Yüzüne alaycı bir tebessüm otururken sorduğu sorunun cevabını da yine kendisi verdi. "Sorduğum soruya bak. Günlerdir senin odandan çıktığın mı var da günleri bileceksin. Ben şimdi gidiyorum, sen sakın bir delilik yapma. Eğer ben gelmeden bir delilik yapacak olursan yeminle bu kez evire çevire döverim seni. Bak benden söylemesi ona göre ayağını denk al da uyarmadı deme. Ben şimdi ustam ile konuşmaya gidiyorum. Gidip konuşayım bakalım izin alabilecek miyim? Yani en azından şansımı deneyeyim. Açık konuşmak gerekirse ben de şu an çok endişeliyim... "
Poyraz, geleceğim diye gitmiş bana yine beklemek düşmüştü. Onu beklerken bir umut telefonu tekrar elime aldım ve arama tuşuna bastım. Yine aynı cevap, ulaşılamıyor.
Elimden geldiğince kötü ihtimalleri aklıma getirmemeye çalışıyordum ama şeytan yine azaptaydı ve olabilecek en kötü ihtimalleri zihnime okuyordu. Evleri yanmış sokakta yaşıyor olabilirler. Bütün aile kaza geçirmiş hepsi birden ölmüş olabilirler. Şeytan dur durak bilmeden olumsuz şeyleri kulağıma üfleyip duruyordu.
Şeytanın felaket senaryolarından bir an önce sıyrılıp kendime gelmem gerekiyordu. Benim aklıma gelebilecek en masum ihtimal Telli'nin babası her şeyi öğrendi ve telefonları kapattı. Gerçekten bu olabileceklerin içinde en masum olanıydı ve ben buna çoktan razıydım.
Poyraz'ın gelmesini beklerken dakikalar yıl, saatler asır gibi geçiyordu. Her saliseyi her dakikayı zihnime kaydederken odanın içinde dönme dolap gibi dolandım durdum. Geçmek bilmeyen dakikalar, dağarcığımda yeni sorular oluşmasına neden oluyordu. Ustam izin vermezse ne olacak? Ustamın Poyraz'a izin vermemesi muhtemeldi çünkü başıma gelenlerden sonra çalışma isteğimi kaybetmiştim. Çalışma isteğini bir tarafa bırak, dışarıya çıkıp insanların arasına karışmak bile istemiyordum.
Saatler asırlar gibi geçmeye devam ederken, yine kafamın içi karmakarışıktı ve ben çaresizliğin pençesinde un ufak ufalanıyordum. Alt kattan gelen kapı zilinin sesiyle irkildi çaresizliğin son demini yaşayan bedenim de kıyama durdu her zerrem.
Bu kez gelenin dostum olması için bildiğim bütün duaları okumaya başladım. Kalp atışlarım en üst perdeden atmaya başladı. Merdivenden gelen ayak sesleri sinir katsayımı artırarak bedenim çelikten bir yay gibi germişti.

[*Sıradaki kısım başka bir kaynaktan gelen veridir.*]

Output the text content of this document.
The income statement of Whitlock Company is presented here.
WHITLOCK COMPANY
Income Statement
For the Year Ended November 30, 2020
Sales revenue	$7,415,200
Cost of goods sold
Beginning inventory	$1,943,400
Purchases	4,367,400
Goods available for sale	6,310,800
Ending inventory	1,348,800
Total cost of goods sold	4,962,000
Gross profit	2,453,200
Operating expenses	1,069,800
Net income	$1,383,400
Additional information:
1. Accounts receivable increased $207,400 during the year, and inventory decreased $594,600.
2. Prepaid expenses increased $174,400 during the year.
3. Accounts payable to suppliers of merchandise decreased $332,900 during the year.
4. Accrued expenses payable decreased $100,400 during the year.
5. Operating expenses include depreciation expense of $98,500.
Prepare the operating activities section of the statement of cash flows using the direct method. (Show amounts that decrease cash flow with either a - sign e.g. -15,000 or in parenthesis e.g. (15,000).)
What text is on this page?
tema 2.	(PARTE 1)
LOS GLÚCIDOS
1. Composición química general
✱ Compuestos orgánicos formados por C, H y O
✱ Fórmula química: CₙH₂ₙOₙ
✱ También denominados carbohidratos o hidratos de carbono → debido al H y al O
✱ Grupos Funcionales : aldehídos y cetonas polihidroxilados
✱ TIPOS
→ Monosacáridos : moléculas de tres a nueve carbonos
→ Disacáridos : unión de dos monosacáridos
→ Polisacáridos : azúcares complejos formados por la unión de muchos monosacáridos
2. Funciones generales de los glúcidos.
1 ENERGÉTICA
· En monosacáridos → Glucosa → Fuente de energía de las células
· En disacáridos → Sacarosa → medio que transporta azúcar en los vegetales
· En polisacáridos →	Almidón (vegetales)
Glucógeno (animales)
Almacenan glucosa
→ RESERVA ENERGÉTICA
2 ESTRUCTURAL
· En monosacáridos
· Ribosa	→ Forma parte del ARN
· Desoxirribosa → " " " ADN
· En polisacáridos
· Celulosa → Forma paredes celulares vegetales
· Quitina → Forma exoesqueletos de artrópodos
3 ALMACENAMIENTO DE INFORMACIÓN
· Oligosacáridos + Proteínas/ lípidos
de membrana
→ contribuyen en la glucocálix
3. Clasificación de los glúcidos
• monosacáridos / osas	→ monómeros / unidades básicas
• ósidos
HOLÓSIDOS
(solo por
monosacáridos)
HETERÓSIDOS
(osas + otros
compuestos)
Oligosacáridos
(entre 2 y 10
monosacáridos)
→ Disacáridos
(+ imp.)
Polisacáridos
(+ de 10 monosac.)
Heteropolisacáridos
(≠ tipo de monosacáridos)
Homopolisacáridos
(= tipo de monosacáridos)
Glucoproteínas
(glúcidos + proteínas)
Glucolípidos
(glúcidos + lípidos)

Ciğerlerime derinden bir nefes çektim ve odamın kapısına koştum. Olanca gücümle kapının pervazına tutunarak oradan destek almaya çalıştım. Şükürler olsun ki gelen dostumdu. İlk önce onun yüz ifadesine bakmak istedim.
Yüz ifadesi biraz karışıktı. Büyük olasılıkla ustam izin vermemişti çünkü Poyraz, odamın kapısından içeriye geçerken başı öne doğru eğikti. Onu böyle suskun ve karmakarışık görünce göğsümün tam orta yerine binlerce öküz oturmuş gibi hissettim.
Neden, diye çırpındı yüreğim kafesteki bir kuş gibi.
Poyraz, içeriye geçmiş ve doğruca pencerenin önüne gitmişti. Kollarını arkasında bağlamış ve ayakta dimdik duruyordu. Bana arkası dönüktü ve camadan dışarıya doğru bakıyordu. Hem dışarıya bakıyor hem de odanın içerisine ritmik bir ıslık yayılıyordu.
Olmamıştı biliyordum... Muhtemelen ustam izin vermemişti çünkü ne zaman Poyraz, ıslık çalmaya başlasa ters giden bir şeyler var demekti.
Kendi kendime içimden kıyamet senaryoları yazarken, "Gelmiyorsun sanırım?" diye sordum.
"Sanrılarını kendine sakla!" dedi.
"Ne demek bu?" diye sorarken odamın kapısının önünde öylece kalakalmıştım.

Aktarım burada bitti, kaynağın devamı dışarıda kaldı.